As the caregiver of an elderly loved one, you know the importance of exercise to help your loved one stay healthy physically, mentally, and emotionally. You may have even heard that to get the most benefit, your loved one should exercise for at least 30 minutes a day, five times a week. And that is very true, but many people get stuck doing the same exercise every day and miss out on getting the health benefits from different kinds of exercise. So, if your parent is walking every day, that’s great! But maybe now it’s time to talk to them about expanding their activity horizons. If they have a companion care at home provider who visits their home to help, they can oversee what your senior is trying.
Before you begin any exercise program, talk to your parent’s doctor or the person providing physical therapy. If your parent goes to physical therapy, they might have some great suggestions to add to this list of fourth types of exercise.

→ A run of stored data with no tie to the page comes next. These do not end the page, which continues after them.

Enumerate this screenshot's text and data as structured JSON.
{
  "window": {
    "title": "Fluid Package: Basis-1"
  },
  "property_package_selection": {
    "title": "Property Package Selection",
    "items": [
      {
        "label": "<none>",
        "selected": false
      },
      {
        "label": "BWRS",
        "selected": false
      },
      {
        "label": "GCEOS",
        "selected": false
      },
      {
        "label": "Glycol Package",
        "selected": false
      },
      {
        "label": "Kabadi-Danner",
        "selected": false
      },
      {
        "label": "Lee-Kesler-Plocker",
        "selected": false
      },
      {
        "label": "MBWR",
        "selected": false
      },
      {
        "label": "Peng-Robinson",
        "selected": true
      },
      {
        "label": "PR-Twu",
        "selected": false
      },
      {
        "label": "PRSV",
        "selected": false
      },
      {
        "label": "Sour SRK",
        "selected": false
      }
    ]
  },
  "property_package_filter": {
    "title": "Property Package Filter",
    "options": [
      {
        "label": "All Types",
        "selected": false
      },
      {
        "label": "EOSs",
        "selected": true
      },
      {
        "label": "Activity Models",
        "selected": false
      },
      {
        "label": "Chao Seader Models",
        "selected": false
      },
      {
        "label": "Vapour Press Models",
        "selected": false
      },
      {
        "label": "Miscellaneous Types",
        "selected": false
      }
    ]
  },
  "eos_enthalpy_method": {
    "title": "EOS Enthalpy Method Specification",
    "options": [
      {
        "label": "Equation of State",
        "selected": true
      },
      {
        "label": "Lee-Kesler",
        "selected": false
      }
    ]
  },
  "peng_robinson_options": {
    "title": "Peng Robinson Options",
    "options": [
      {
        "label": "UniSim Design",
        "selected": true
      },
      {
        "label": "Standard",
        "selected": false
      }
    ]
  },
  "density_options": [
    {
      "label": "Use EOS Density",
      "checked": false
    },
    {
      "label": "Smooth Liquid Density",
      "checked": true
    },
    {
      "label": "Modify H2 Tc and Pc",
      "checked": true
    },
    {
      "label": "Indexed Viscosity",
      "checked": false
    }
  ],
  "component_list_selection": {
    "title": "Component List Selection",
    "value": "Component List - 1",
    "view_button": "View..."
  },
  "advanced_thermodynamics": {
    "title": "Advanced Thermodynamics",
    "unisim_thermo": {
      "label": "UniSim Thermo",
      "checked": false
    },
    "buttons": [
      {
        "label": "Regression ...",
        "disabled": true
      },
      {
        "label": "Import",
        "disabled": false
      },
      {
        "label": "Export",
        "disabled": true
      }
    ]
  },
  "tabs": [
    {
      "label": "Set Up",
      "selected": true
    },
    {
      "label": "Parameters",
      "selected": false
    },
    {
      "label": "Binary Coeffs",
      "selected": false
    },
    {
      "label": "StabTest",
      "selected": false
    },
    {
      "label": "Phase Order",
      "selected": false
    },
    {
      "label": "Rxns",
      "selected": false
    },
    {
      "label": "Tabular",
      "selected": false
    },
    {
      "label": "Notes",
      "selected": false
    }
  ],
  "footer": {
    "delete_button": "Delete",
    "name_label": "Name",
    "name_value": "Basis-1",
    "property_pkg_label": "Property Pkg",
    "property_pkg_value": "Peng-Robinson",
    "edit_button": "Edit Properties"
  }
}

Endurance or Aerobic Exercise that Companion Care at Home Aides can Observe
This is the most common type of exercise and what many people think of when they hear they should add exercise to their daily schedule. Aerobic exercises increase a person’s breathing and heart rates. Doing activities such as walking, swimming, and dancing helps keep your loved one healthy, improves his fitness, and helps him do his everyday tasks and errands.
Strong muscles can help your loved one stay independent and complete the tasks that he’s always enjoyed doing, like gardening or mowing the lawn. They can make getting out of a chair easier, as well as climbing stairs or carrying groceries. Your parent may choose to use weights or resistance bands in his strength-training exercises. A physical therapist can help him learn how to use such tools safely. The key is to start low and build up resistance as the muscles get stronger.
To be more flexible, your loved one might want to try to add some flexibility exercises into his routine. Being flexible means he’ll be able to tie his shoes easier or look over his shoulder better. He should focus on areas that feel tight and could use a little loosening up, such as the shoulders, back, or legs. It’s best to stretch after performing some aerobic exercises when the muscles are warmed up.
Falls are one of the greatest fears of many older adults. Adding some balance exercises to your loved one’s weekly routine can help him prevent falls and sustain injuries. He can do simple exercises like slowly standing on one foot or practicing getting in and out of a chair without holding on. He can also look into learning something like yoga or Tai Chi, which focus a lot on holding positions and maintaining balance.
If your loved one is ready to jump into all four forms of exercise right away, start with one and then gradually add the others so that each week, your loved one has a well-rounded routine of getting all the exercise he needs to keep him healthy and active for years to come.